No, they are pretty similar, except that everybody has his own private
repository.  The repositories get synchronized not by commit and
checkout (those happen only locally), but by pushing and pulling.  These
operations are very much optimized to deal with merge conflicts and to
figure out what changes were already committed remotely.

Apart from "remote tracking branches" which you can set up (but don't
need to), the histories of various repositories tend to be different.
Before pushing something out (or sending around patches), you will
likely "rebase" on the repository your patch is referring to.  Rebasing
means rewinding the history to a common ancestor, applying all the
patches from the remote repository, then reapplying all local patches
that are not in the remote repository.  Merge conflicts may need to get
resolved then.  Afterwards, your branch history reads like just your
local changes on top of the branch/repo/state you rebased on.

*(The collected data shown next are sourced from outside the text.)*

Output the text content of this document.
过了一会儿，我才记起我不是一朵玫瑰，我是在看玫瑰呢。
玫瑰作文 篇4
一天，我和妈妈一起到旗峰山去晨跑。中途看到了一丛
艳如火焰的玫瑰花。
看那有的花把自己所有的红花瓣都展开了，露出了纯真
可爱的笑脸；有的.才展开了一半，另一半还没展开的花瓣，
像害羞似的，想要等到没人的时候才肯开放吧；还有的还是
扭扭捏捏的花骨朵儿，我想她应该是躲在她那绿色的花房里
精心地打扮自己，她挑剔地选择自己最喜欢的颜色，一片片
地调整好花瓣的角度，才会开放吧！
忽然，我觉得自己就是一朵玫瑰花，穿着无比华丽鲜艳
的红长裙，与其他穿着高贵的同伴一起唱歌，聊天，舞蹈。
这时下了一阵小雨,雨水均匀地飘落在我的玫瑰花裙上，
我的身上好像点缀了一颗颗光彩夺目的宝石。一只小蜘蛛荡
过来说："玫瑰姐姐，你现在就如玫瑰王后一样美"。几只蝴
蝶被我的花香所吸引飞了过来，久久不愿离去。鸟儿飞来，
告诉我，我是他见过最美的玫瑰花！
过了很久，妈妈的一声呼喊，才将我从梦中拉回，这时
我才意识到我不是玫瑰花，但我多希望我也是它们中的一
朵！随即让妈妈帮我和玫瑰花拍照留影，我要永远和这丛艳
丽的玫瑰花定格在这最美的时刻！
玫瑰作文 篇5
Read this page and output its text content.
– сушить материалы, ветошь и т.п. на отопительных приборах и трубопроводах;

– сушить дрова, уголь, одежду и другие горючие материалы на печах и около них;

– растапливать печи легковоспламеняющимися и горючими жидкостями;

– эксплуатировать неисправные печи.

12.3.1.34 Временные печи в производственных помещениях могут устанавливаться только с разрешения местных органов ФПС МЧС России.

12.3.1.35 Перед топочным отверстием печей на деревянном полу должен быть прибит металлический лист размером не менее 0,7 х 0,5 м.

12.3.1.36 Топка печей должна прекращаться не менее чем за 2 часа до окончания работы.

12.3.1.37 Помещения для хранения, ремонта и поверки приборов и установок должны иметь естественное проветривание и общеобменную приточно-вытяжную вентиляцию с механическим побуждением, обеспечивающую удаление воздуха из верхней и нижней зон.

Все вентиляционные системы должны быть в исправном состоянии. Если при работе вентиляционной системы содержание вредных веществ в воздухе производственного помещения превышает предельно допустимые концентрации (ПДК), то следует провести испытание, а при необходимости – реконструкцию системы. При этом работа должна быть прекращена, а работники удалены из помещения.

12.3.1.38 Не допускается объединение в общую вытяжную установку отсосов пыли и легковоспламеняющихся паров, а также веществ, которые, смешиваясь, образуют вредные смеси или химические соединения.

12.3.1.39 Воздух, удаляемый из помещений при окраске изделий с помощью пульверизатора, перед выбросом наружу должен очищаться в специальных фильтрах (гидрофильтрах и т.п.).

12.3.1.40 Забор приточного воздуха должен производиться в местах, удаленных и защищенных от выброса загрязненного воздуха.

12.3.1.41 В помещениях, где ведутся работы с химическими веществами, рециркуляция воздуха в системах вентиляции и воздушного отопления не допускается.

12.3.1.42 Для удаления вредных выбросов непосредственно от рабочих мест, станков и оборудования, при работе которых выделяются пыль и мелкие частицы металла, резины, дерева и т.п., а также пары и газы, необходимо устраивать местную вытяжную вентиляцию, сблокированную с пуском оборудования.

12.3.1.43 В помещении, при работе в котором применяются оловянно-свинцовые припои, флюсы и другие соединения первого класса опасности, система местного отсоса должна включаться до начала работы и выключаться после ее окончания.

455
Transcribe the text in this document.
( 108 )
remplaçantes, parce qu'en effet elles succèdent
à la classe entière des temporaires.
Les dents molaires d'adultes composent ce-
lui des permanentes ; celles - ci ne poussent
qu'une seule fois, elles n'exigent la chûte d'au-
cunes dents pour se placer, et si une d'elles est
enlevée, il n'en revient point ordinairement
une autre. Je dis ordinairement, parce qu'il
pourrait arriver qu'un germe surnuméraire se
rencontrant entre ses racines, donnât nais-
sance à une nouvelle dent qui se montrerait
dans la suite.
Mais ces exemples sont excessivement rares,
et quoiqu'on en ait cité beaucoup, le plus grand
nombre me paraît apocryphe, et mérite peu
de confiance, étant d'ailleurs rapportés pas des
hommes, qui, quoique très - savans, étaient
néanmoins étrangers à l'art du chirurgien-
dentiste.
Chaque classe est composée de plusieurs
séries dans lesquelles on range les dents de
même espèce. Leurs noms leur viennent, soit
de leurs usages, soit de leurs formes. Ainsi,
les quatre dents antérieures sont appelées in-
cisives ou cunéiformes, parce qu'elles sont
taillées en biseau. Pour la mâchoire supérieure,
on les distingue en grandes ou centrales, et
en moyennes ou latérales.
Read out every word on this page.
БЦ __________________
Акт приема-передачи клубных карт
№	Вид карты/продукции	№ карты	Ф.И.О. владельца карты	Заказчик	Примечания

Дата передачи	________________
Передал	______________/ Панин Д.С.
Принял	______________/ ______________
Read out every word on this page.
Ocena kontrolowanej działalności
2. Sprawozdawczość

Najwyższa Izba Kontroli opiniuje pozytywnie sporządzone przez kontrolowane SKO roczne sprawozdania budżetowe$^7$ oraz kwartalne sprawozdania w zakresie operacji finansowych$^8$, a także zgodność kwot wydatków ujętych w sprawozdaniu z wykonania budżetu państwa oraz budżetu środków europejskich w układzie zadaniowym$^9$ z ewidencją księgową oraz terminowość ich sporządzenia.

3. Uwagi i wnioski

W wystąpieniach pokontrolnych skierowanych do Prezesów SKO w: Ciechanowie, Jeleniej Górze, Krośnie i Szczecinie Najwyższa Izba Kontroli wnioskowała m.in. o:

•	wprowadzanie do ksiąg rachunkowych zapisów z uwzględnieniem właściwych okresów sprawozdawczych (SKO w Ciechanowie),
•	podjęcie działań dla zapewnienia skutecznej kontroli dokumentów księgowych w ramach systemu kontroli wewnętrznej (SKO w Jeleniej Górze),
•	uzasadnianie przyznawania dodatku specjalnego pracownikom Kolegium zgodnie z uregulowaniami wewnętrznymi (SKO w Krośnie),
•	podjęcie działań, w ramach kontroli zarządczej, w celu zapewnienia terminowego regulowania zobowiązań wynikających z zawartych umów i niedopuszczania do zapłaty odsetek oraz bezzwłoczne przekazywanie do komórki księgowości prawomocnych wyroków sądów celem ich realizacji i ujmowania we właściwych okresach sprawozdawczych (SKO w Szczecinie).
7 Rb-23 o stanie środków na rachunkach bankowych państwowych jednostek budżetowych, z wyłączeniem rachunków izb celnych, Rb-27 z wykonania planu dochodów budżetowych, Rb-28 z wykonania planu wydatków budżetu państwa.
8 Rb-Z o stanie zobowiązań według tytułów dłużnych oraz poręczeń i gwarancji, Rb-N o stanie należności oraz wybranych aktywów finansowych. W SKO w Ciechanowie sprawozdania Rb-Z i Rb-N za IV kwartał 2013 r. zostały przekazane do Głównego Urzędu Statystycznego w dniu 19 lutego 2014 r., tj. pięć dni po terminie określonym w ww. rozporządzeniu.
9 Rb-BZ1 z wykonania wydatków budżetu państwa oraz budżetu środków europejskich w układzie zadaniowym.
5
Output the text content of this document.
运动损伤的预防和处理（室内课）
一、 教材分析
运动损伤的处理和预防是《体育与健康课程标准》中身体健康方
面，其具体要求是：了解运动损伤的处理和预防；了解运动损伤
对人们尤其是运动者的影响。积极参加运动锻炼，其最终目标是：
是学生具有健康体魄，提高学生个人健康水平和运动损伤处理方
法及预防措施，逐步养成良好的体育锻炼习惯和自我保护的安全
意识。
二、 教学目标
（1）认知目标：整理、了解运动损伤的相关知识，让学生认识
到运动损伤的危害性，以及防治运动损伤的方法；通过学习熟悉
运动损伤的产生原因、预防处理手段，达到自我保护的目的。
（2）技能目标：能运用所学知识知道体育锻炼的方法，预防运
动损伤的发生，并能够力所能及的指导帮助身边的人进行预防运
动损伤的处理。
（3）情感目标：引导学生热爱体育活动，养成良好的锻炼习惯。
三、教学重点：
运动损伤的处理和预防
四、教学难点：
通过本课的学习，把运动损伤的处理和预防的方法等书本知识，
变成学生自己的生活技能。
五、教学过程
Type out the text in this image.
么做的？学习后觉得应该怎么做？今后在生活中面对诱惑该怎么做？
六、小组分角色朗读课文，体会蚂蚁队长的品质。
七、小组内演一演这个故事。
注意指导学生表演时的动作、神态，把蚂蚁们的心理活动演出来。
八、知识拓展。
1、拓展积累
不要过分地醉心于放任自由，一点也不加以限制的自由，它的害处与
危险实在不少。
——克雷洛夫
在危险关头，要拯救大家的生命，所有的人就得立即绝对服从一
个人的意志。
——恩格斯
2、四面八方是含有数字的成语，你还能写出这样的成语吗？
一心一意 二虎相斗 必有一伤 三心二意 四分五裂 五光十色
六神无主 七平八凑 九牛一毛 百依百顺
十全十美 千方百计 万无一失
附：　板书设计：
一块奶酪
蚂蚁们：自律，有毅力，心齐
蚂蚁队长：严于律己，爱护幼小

One tends to rebase local branches from time to time.  For branches
which are distributed to others, it is nicer to just merge with other
repositories/branches since that saves the others from having to do any
rewinds leading to possibly repeated merge resolutions.  While you can
tell git to keep records of past merge resolutions (so that it will
resolve the identical problem automatically the next time), it is nicer
not to force this.

So basically, commit and checkout (and merges, though with an external
source) happen locally.  Synchronization with others happens directly
between repositories by pushing and pulling, and patch distribution.